The exhibit features the reproductions of engravings and original photographs documenting buildings of renaissance and baroque Rome as depicted by Paul Marie Letarouilly in his three-volume "Edifices de Rome Moderne." The exhibit locates and documents the existing structures and the present state of the buildings depicted in Letarouilly's 354 plates, illustrating both historic changes and original misrepresentations.
The main body of research for the exhibit was done from 2003-2006 by Kevin J. Hinders and research assistants from the School of Architecture at University of Illinois Urbana-Champaign.
Letarouilly's "Edifices de Rome Moderne" is considered one of the most widely consulted plate books of the 19th century, serving generations of architects at the Ecole des Beaux-Arts and in American architectural offices. The compendium of plans and facades is both of historical interest to and practical application of the building needs of the expanding metropolises of the late 19th and early 20th centuries.

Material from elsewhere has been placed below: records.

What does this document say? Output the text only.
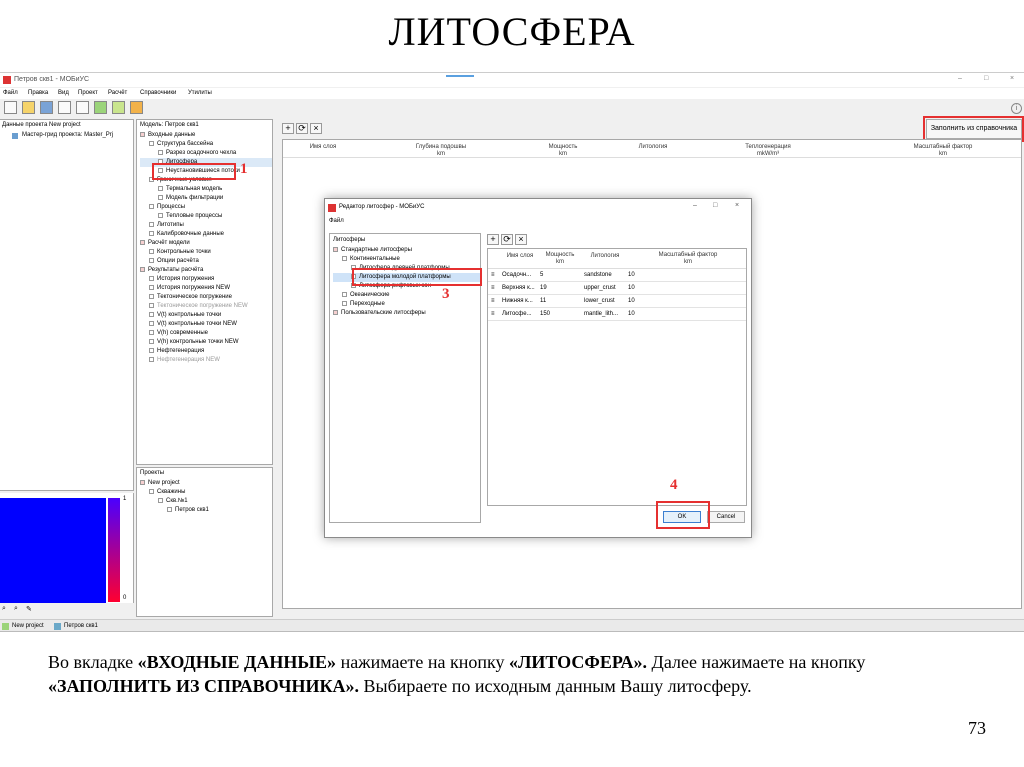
ЛИТОСФЕРА
Петров скв1 - МОБиУС	–	□	×
Файл Правка Вид Проект Расчёт Справочники Утилиты

i
Данные проекта New project
Мастер-грид проекта: Master_Prj
1
0
⌕ ⌕ ✎
New project	Петров скв1
Модель: Петров скв1
Входные данные
Структура бассейна
Разрез осадочного чехла
Литосфера
Неустановившиеся потоки
Граничные условия
Термальная модель
Модель фильтрации
Процессы
Тепловые процессы
Литотипы
Калибровочные данные
Расчёт модели
Контрольные точки
Опции расчёта
Результаты расчёта
История погружения
История погружения NEW
Тектоническое погружение
Тектоническое погружение NEW
V(t) контрольные точки
V(t) контрольные точки NEW
V(h) современные
V(h) контрольные точки NEW
Нефтегенерация
Нефтегенерация NEW
Проекты
New project
Скважины
Скв.№1
Петров скв1
+ ⟳ ×	Заполнить из справочника
Имя слоя	Глубина подошвы
km
Мощность
km
Литология	Теплогенерация
mkW/m³
Масштабный фактор
km
1
Редактор литосфер - МОБиУС	– □	×
Файл
Литосферы
Стандартные литосферы
Континентальные
Литосфера древней платформы
Литосфера молодой платформы
Литосфера рифтовых зон
Океанические
Переходные
Пользовательские литосферы
+ ⟳ ×
Имя слоя	Мощность
km
Литология	Масштабный фактор
km
≡ Осадочн... 5	sandstone	10
≡ Верхняя к... 19	upper_crust 10
≡ Нижняя к... 11	lower_crust 10
≡ Литосфе... 150	mantle_lith... 10
OK	Cancel
3
4
Во вкладке «ВХОДНЫЕ ДАННЫЕ» нажимаете на кнопку «ЛИТОСФЕРА». Далее нажимаете на кнопку «ЗАПОЛНИТЬ ИЗ СПРАВОЧНИКА». Выбираете по исходным данным Вашу литосферу.
73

Letarouilly published Volume I in 1840 and Volume 2 in 1850; Volume 3 was published in 1857, two years after his death. A companion publication, "Table of Materials," was published to go with the set in 1857. The engravings were so popular that Volume 1 was substantially upgraded and reprinted in 1851. The enhanced renderings in the 1851 version became the basis for all subsequent versions of the publication.
The Chang Gallery is free and open to the public weekdays from 8 a.m. to 5 p.m. It is closed between Christmas and New Year's Day, as well as on weekday holidays. Funding for this exhibit is provided by the K-State student fine arts fee.